Quando si continua a camminare insieme, mi dico sempre, allora tutto cambia. Spesso, certo, da vecchi si cammina da soli. E poi capita che ci rimproverino di ricordare solo il passato più remoto o di parlare a voce alta, a noi stessi, o con chi non c’è più. È perché torniamo indietro al tempo in cui, appunto, si avanzava insieme. E quando si procede dandosi la mano, le mani non sono mai sporche.
È una cosa che ho già detto. Anche la morte non mi spaventa, non mi intimorisce più di tanto. L’ho sempre frequentata nel mio pensiero. L’ho affrontata fin da ragazza, l’avevo messa in conto aderendo alla lotta armata. Anche se, voglio ribadirlo, io e i miei compagni di battaglia avevamo orrore della morte e volevamo vivere.
Ancora adesso amo, e tanto, la vita. E credo che non ci sia offesa maggiore per un vecchio che calpestare la sua voglia di vivere. Di godere di piccole gioie, di piccoli svaghi. Certo, in questi tempi frenetici, il nostro parlar piano, con alcune dimenticanze, capisco che possa cadere nel vuoto. Tuttavia, facendo un piccolo sforzo, vi potreste rendere conto che poi le parole arrivano.
I miei interlocutori si meravigliano, quando sono invitata a qualche manifestazione pubblica, nel constatare come ritrovi la chiarezza di sempre, allorché comincio a parlare di politica. Mentre proprio fino a qualche momento prima ero stata laconica, o poco brillante, o peggio ancora confusa.
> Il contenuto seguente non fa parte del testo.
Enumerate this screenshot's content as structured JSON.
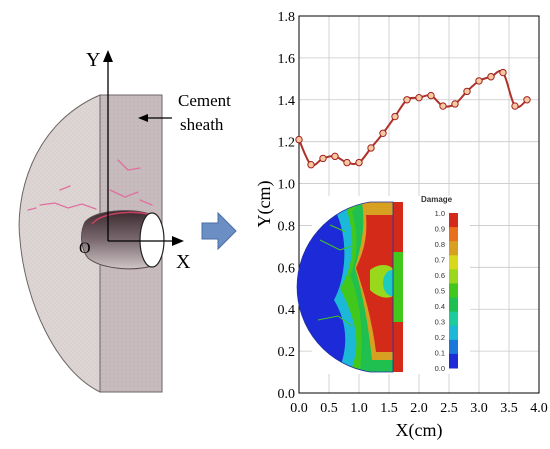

Non so perché ciò accada, ma posso azzardare un’ipotesi: lì si sono realizzate le mie aspirazioni, lì ho trovato la mia verità, la mia ricchezza spirituale, e sono cose che non ci lasciano mai. Credo, tuttavia, che la sensazione di quanta grazia ci possa essere nella vecchiaia e la consuetudine, senza affanni, con l’idea della morte, ancora oggi che la morte si sta avvicinando, siano nate in me grazie ai miei nonni, nonna Maria e nonno Ferruccio: con la loro presenza sapevano trasformare le tragedie più terribili in momenti che poi potevano essere portatori, non dico di gioia, ma sicuramente di serenità.
Capita, adesso, anche a me con le mie nipotine. È qualcosa che ha a che fare con la leggerezza. Con gli anni si diventa leggeri, e non solo i nonni, anche le vecchie zie, forse perché ci si avvicina all’ultimo approdo e ci si libera dei bagagli inutili, ingombranti e si conserva l’essenziale.
La ventata di leggerezza che nella mia infanzia ha tante volte spazzato via la malinconia mi accompagnerà fino alla fine, e avrà sempre per me l’odore del cocomero di nonna Maria e del panetto con l’uvetta di nonno Ferruccio.